"A red-headed man named Ned was dead;
Sing fiddle-cum-faddle-cum-fi-do! In battle he had lost his head;
Sing fiddle-cum-faddl-cum-fi-do! 'Alas, poor Ned,' to him I said, 'How did you lose your head so red?'
"Said Ned: 'I for my country bled,'
Sing fiddle-cum-faddle-cum-fi-do! 'Instead of dying safe in bed',
Sing fiddle-cum-faddle-cum-fi-do! 'If I had only fled, instead, I then had been a head ahead.'
"I said to Ned --"
"Do stop, Your Majesty!" pleaded Bilbil. "You're making my head ache."
"But the song isn't finished," replied Rinkitink, "and as for your head aching, think of poor Ned, who hadn't any head at all!"
"I can think of nothing but your dismal singing," retorted Bilbil. "Why didn't you choose a cheerful subject, instead of telling how a man who was dead lost his red head? Really, Rinkitink, I'm surprised at you.
"I know a splendid song about a live man, said the King.
"Then don't sing it," begged Bilbil.
Zella was both astonished and grieved by the disrespectful words of the goat, for she had quite enjoyed Rinkitink's singing and had been taught a proper respect for Kings and those high in authority.

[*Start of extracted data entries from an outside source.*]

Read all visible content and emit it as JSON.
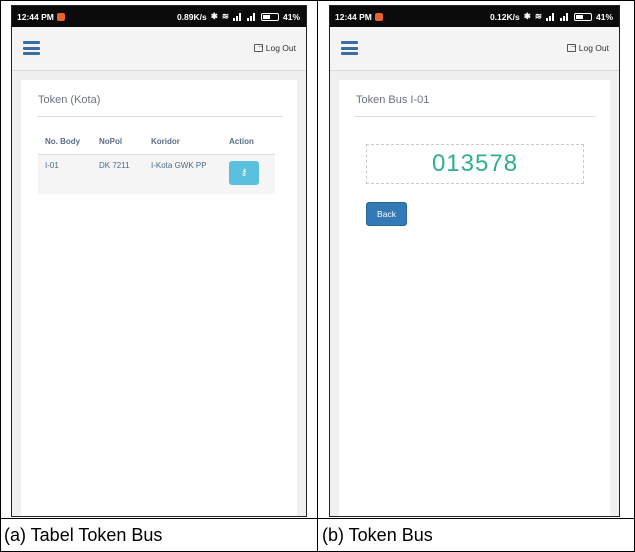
{
  "captions": {
    "a": "(a)  Tabel Token Bus",
    "b": "(b)  Token Bus"
  },
  "colors": {
    "accent": "#337ab7",
    "info_button": "#5bc0de",
    "token_text": "#2fae91"
  },
  "screen_a": {
    "status": {
      "time": "12:44 PM",
      "speed": "0.89K/s",
      "battery": "41%"
    },
    "appbar": {
      "menu_icon": "hamburger-icon",
      "logout_label": "Log Out",
      "logout_icon": "sign-out-icon"
    },
    "card": {
      "title": "Token (Kota)",
      "table": {
        "headers": {
          "no_body": "No. Body",
          "nopol": "NoPol",
          "koridor": "Koridor",
          "action": "Action"
        },
        "rows": [
          {
            "no_body": "I-01",
            "nopol": "DK 7211",
            "koridor": "I-Kota GWK PP",
            "action_icon": "key-icon"
          }
        ]
      }
    }
  },
  "screen_b": {
    "status": {
      "time": "12:44 PM",
      "speed": "0.12K/s",
      "battery": "41%"
    },
    "appbar": {
      "menu_icon": "hamburger-icon",
      "logout_label": "Log Out",
      "logout_icon": "sign-out-icon"
    },
    "card": {
      "title": "Token Bus I-01",
      "token": "013578",
      "back_label": "Back"
    }
  }
}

But as it was now getting late they decided to go to sleep, that they might rise early the following morning, so they all reclined upon the bottom of the big boat and covered themselves with blankets which they found stored underneath the seats for just such occasions. They were not long in falling asleep and did not waken until daybreak.
After a hurried breakfast, for Inga was eager to liberate his father, the boy rowed the boat ashore and they all landed and began searching for the path. Zella found it within the next half hour and declared they must be very close to the entrance to the mines; so they followed the path toward the north, Inga going first, and then Zella following him, while Rinkitink brought up the rear riding upon Bilbil's back.
Before long they saw a great wall of rock towering before them, in which was a low arched entrance, and on either side of this entrance stood a guard, armed with a sword and a spear. The guards of the mines were not so fierce as the warriors of King Gos, their duty being to make the slaves work at their tasks and guard them from escaping; but they were as cruel as their cruel master wished them to be, and as cowardly as they were cruel.
Inga walked up to the two men at the entrance and said:
"Does this opening lead to the mines of King Gos?"
"It does," replied one of the guards, "but no one is allowed to pass out who once goes in."
"Nevertheless," said the boy, we intend to go in and we shall come out whenever it pleases us to do so. I am the Prince of Pingaree, and I have come to liberate my people, whom King Gos has enslaved."
Now when the two guards heard this speech they looked at one another and laughed, and one of them said: "The King was right, for he said the boy was likely to come here and that he would try to set his people free. Also the King commanded that we must keep the little Prince in the mines, and set him to work, together with his companions."
"Then let us obey the King," replied the other man.
Inga was surprised at hearing this, and asked:
"When did King Gos give you this order?"
"His Majesty was here in person last night," replied the man, "and went away again but an hour ago. He suspected you were coming here and told us to capture you if we could."
This report made the boy very anxious, not for himself but for his father, for he feared the King was up to some mischief. So he hastened to enter the mines and the guards did nothing to oppose him or his companions, their orders being to allow him to go in but not to come out.
The little group of adventurers passed through a long rocky corridor and reached a low, wide cavern where they found a dozen guards and a hundred slaves, the latter being hard at work with picks and shovels digging for gold, while the guards stood over them with long whips.